From the Division of Plastic, Reconstructive, and Oral Surgery, Children's Hospital of Philadelphia.
Perelman School of Medicine at the University of Pennsylvania.
Plast Reconstr Surg. 2024 Jun 1;153(6):1359-1366. doi: 10.1097/PRS.0000000000010785. Epub 2023 May 31.
Children born with hemifacial microsomia (HFM) can experience airway compromise. There is a paucity of data correlating degree of HFM severity with airway difficulty. This study aims to determine the relationship between the degree of micrognathia and airway insufficiency in the HFM population.
Patient demographics, airway function, Kaban-Pruzansky (KP) grade, and Cormack-Lehane (CL) grade were collected and compared with appropriate statistics for HFM patients treated between 2000 and 2022.

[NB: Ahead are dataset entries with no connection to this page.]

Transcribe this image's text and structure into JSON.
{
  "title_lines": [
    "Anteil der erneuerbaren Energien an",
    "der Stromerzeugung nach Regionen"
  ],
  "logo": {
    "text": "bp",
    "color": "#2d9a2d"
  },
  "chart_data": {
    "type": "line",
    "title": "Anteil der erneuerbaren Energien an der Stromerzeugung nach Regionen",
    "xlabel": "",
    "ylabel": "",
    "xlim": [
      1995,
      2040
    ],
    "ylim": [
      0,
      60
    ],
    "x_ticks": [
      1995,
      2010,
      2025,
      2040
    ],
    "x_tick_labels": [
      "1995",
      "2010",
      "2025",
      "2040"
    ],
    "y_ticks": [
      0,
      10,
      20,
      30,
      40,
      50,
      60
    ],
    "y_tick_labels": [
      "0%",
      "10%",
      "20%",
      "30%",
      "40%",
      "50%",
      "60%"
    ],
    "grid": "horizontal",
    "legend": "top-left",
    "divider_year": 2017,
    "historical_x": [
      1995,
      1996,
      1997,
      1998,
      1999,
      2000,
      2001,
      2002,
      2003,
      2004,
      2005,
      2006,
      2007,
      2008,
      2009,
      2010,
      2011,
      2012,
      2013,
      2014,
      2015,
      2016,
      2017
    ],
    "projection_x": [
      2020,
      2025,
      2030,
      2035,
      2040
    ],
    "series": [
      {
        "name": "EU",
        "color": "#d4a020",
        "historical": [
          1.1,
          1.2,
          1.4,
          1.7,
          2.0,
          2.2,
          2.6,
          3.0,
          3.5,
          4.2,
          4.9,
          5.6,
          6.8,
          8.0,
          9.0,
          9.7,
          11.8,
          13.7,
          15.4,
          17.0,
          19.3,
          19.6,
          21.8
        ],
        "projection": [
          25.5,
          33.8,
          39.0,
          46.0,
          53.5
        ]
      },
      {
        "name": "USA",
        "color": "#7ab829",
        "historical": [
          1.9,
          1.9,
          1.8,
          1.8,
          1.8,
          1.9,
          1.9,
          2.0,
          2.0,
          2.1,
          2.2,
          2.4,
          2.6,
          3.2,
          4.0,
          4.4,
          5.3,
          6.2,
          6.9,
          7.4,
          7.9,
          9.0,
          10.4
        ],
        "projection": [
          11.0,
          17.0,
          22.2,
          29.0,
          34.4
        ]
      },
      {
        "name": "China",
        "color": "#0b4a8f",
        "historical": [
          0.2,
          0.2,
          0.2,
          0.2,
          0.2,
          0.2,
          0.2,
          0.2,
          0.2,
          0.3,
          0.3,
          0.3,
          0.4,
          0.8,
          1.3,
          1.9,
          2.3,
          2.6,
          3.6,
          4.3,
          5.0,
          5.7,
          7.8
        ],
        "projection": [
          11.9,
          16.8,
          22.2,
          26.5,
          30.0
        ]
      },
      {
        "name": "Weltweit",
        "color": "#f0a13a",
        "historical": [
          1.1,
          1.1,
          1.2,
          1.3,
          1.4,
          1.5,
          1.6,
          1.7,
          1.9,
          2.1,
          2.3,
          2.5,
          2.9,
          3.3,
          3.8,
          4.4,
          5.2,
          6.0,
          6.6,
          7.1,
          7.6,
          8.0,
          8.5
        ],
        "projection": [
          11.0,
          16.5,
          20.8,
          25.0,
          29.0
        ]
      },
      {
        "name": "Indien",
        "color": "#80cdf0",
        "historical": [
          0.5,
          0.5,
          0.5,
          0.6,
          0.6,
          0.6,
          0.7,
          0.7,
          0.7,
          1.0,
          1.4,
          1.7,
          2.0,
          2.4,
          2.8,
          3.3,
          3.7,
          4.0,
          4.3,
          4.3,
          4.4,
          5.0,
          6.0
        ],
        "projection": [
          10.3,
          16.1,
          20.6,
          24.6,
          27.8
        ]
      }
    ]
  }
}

Seventy patients underwent 365 operations with KP grading as follows: 34% KP grade I, 23% KP grade IIA, 11% KP grade IIB, and 33% KP grade III. Goldenhar syndrome was present in 40% of patients and 16% had bilateral disease. KP grade ( P < 0.001) predicted mean number of airway-affecting procedures undergone and difficult airway status ( P < 0.001), with 75% of difficult airways in KP grade III patients. There was no association of airway compromise with Goldenhar syndrome, laterality, or age ( P > 0.05). Most CL grades were I (61%) or IIA (13%), with fewer grade IIB, grade III, and grade IV (4% to 7%). KP grade predicted CL grade ( P < 0.001), with 71% of grade IV views and 64% of grade III views seen in KP grade III patients.

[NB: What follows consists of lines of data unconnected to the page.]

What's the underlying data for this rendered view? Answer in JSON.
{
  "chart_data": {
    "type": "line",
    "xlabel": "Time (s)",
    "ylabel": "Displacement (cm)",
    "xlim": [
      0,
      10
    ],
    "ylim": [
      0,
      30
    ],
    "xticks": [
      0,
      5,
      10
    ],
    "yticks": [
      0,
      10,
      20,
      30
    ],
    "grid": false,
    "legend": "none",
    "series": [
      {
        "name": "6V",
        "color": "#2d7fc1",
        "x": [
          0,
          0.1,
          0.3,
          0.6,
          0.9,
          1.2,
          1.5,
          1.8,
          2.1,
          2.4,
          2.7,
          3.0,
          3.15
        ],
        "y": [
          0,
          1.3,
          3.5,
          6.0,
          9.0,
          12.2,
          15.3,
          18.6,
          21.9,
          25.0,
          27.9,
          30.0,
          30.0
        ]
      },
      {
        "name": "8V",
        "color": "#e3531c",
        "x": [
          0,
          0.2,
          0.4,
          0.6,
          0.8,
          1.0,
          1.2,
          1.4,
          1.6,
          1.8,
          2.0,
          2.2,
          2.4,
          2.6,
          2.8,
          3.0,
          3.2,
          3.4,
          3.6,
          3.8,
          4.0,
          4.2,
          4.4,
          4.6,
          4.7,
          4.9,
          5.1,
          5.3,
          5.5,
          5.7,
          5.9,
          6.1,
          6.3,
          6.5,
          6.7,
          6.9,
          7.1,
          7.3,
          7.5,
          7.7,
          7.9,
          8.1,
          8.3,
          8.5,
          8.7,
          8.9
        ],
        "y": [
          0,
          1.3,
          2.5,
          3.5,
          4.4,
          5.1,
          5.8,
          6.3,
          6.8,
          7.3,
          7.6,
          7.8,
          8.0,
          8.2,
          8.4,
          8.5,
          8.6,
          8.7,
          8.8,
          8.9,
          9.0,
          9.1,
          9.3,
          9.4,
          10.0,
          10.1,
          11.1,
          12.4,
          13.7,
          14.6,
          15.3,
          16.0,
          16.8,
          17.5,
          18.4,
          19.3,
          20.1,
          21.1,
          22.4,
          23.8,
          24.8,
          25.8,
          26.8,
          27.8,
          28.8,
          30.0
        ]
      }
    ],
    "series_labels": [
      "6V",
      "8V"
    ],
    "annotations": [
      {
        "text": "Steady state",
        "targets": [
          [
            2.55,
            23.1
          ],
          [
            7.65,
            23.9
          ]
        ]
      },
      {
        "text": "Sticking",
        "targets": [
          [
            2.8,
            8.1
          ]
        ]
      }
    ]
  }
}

KP grade correlated with airway severity in HFM. Patients do not appear to outgrow their CL grade, as previously hypothesized, suggesting that KP grade III patients remain at increased risk for airway insufficiency into the teen years. Given the potential significant morbidity associated with airway compromise, proper identification and preparation for a challenging airway is a critical part of caring for patients with HFM.
CLINICAL QUESTION/LEVEL OF EVIDENCE: Risk, III.

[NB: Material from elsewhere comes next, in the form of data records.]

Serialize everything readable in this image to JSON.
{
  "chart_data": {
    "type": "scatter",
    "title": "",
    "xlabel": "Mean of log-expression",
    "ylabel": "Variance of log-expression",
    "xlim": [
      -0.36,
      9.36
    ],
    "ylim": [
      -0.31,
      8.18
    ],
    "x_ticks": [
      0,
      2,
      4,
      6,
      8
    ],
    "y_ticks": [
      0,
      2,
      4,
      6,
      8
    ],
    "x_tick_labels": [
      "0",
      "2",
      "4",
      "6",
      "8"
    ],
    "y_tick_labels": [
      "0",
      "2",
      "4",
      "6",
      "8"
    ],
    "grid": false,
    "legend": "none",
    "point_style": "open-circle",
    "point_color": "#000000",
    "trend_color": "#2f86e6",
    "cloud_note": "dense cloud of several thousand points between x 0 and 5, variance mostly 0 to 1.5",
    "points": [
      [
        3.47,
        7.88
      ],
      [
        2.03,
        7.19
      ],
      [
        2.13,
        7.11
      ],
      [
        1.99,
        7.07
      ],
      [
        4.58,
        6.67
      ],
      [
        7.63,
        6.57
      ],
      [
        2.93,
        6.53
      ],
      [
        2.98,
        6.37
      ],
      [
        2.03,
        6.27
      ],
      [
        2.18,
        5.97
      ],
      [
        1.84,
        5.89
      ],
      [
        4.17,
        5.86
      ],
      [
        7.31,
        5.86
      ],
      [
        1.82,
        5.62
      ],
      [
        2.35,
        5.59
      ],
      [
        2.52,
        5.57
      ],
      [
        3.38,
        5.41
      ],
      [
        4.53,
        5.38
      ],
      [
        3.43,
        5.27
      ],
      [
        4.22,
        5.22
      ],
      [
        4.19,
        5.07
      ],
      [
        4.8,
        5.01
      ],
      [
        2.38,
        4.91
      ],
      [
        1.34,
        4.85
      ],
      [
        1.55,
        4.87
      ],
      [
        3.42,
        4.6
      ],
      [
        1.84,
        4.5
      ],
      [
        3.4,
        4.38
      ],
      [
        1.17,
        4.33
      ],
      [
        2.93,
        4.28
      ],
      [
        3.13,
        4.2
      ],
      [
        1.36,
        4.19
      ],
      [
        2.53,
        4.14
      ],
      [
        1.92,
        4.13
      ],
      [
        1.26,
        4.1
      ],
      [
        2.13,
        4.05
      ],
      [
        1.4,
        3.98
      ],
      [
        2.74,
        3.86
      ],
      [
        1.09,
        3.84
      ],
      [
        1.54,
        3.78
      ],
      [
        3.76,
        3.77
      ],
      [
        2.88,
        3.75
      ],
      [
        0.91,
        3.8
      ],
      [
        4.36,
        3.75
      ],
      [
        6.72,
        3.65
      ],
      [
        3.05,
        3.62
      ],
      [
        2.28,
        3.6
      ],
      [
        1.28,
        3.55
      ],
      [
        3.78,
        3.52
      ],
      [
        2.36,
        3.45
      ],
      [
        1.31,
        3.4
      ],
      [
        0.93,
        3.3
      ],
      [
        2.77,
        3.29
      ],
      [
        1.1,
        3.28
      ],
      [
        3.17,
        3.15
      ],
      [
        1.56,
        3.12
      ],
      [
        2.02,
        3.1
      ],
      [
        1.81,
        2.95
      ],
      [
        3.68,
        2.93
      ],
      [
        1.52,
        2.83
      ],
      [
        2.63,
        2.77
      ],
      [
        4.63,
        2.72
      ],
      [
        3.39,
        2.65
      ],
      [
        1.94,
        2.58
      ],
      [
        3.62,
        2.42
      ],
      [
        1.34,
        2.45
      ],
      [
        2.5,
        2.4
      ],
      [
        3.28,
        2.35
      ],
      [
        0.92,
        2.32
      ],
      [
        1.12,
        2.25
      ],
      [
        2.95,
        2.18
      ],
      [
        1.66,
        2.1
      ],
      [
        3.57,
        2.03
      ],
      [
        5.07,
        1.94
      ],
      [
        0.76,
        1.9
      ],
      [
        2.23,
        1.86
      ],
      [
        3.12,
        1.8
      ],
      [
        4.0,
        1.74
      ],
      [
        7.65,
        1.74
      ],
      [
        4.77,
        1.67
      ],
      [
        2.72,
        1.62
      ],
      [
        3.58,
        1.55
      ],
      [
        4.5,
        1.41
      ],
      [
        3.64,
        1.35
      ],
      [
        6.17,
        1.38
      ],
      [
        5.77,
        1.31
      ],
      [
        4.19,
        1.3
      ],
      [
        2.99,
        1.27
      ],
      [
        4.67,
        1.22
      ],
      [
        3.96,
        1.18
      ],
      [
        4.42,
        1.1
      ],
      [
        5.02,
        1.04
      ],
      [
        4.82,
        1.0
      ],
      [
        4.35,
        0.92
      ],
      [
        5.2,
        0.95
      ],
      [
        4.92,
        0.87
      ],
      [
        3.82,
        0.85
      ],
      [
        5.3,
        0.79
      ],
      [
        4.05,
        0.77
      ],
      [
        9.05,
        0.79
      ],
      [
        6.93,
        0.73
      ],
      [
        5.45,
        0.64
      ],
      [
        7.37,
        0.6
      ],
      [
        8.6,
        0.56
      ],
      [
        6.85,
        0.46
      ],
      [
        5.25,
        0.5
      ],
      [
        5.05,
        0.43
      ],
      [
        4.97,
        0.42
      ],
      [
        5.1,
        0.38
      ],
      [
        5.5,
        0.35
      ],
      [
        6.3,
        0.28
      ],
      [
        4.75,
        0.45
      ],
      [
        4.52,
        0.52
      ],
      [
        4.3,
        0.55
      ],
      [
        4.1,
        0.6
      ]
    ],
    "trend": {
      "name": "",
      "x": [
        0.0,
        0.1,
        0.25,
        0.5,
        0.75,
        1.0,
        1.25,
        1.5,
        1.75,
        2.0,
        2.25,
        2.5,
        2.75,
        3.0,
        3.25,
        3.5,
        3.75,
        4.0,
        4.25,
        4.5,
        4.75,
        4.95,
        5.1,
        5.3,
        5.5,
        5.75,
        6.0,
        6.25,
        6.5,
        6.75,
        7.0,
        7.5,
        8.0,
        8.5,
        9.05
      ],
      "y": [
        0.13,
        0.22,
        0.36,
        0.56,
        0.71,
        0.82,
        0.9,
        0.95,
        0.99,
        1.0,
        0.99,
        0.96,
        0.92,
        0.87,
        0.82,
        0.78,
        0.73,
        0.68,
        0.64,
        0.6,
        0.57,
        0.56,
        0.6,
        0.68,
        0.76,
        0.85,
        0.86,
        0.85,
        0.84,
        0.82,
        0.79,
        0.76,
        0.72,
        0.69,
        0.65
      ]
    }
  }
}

患有先天性半侧颜面短小症(HFM)的儿童可能会出现气道阻塞。目前有关 HFM 严重程度与气道困难之间相关性的数据较少。本研究旨在确定 HFM 人群中下颌骨畸形程度与气道不足之间的关系。
收集患者的人口统计学资料、气道功能、Kaban-Pruzansky(KP)分级和 Cormack-Lehane(CL)分级,并与 2000 年至 2022 年间接受治疗的 HFM 患者的适当统计学数据进行比较。
70 例患者接受了 365 次手术,KP 分级如下:34%为 KP Ⅰ级,23%为 KP ⅡA 级,11%为 KP ⅡB 级,33%为 KP Ⅲ级。40%的患者为 Goldenhar 综合征,16%为双侧疾病。KP 分级(P<0.001)预测了气道受累手术的平均次数和困难气道状态(P<0.001),KP Ⅲ级患者中有 75%存在困难气道。气道阻塞与 Goldenhar 综合征、侧别或年龄无相关性(P>0.05)。大多数 CL 分级为Ⅰ级(61%)或ⅡA 级(13%),ⅡB、Ⅲ级和Ⅳ级(4%~7%)较少见。KP 分级与 CL 分级相关(P<0.001),KP Ⅲ级患者中 71%为Ⅳ级视图,64%为Ⅲ级视图。
KP 分级与 HFM 中的气道严重程度相关。与之前的假设不同,患者似乎不会“长大”而摆脱 CL 分级,这表明 KP Ⅲ级患者在青少年时期仍有发生气道不足的风险增加。鉴于气道阻塞相关的潜在显著发病率,正确识别和准备困难气道是治疗 HFM 患者的重要组成部分。
临床问题/证据水平:风险,III 级。